Lawyers for Britney Spears’ father backed themselves into a corner, former prosecutor says

Lawyers for Britney Spears’ father backed themselves into a corner, former prosecutor says

The lawyers for Britney Spears’ father backed themselves into a corner by telling the media that she can end her conservatorship at any time, Civil Rights attorney David Henderson said Wednesday.

“What her father’s attorneys have consistently said is, if she wants out, all she has to do is to go to court and ask,” Henderson, a former prosecutor and CNBC Contributor, said about Jamie Spears’ lawyers. “Well, today she went to court and asked, so they’re going to have to back up on what their previous position was.”

The international pop star broke down on Wednesday during a rare court appearance via Zoom. In it, she begged Superior Court Judge Brenda Penny to end her father’s control over her life and fortune after 13 years under a conservatorship. She called her situation “abusive.”

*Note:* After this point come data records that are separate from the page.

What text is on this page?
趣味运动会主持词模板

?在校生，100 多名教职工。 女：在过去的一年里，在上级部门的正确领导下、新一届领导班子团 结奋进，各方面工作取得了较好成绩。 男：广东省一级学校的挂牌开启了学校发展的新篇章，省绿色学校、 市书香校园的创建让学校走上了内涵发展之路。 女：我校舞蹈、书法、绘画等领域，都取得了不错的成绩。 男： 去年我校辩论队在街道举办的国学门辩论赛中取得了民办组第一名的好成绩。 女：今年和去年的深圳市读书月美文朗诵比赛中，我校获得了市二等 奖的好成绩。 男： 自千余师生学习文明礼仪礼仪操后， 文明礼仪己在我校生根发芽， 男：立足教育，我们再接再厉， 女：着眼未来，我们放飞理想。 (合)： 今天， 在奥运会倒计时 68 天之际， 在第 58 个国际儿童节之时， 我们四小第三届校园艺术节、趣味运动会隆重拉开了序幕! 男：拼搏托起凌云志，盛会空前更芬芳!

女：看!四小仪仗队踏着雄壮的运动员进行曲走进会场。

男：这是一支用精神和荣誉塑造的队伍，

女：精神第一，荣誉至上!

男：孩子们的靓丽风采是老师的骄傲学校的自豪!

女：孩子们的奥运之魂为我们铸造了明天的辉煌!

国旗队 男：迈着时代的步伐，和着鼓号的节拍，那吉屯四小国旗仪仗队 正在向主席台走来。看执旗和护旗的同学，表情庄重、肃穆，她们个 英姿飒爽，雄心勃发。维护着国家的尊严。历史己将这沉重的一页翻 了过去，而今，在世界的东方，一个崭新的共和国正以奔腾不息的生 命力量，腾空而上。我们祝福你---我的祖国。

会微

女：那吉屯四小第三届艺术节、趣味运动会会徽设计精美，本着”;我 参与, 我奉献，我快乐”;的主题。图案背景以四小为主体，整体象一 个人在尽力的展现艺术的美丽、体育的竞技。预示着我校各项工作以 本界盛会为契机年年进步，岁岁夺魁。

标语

Henderson explained to CNBC’s “The News with Shepard Smith” that Britney’s statements illustrate that the conservatorship is having deleterious effects on her life.

“Conservatorships for someone like Britney Spears are supposed to help them regain their independence, and from what she explained, it’s had the exact opposite effect on her life,” Henderson said. 

Spears also alleged she wanted to have her intrauterine device removed so that she could have another baby but that her conservators would not allow it. Henderson told host Shepard Smith that a conservatorship shouldn’t have the power to force an IUD. 

“I think that’s part of the reason why this should not just be seen as a case involving a celebrity who has been treated badly, this has implications that go far wider, because she said that she has an implant device that she is not allowed to remove, which indicates she doesn’t have physical control over her body, in a way that should not be contemplated by conservatorship,” Henderson said. 

The legal team for Jamie Spears did not immediately respond to CNBC’s request for comment.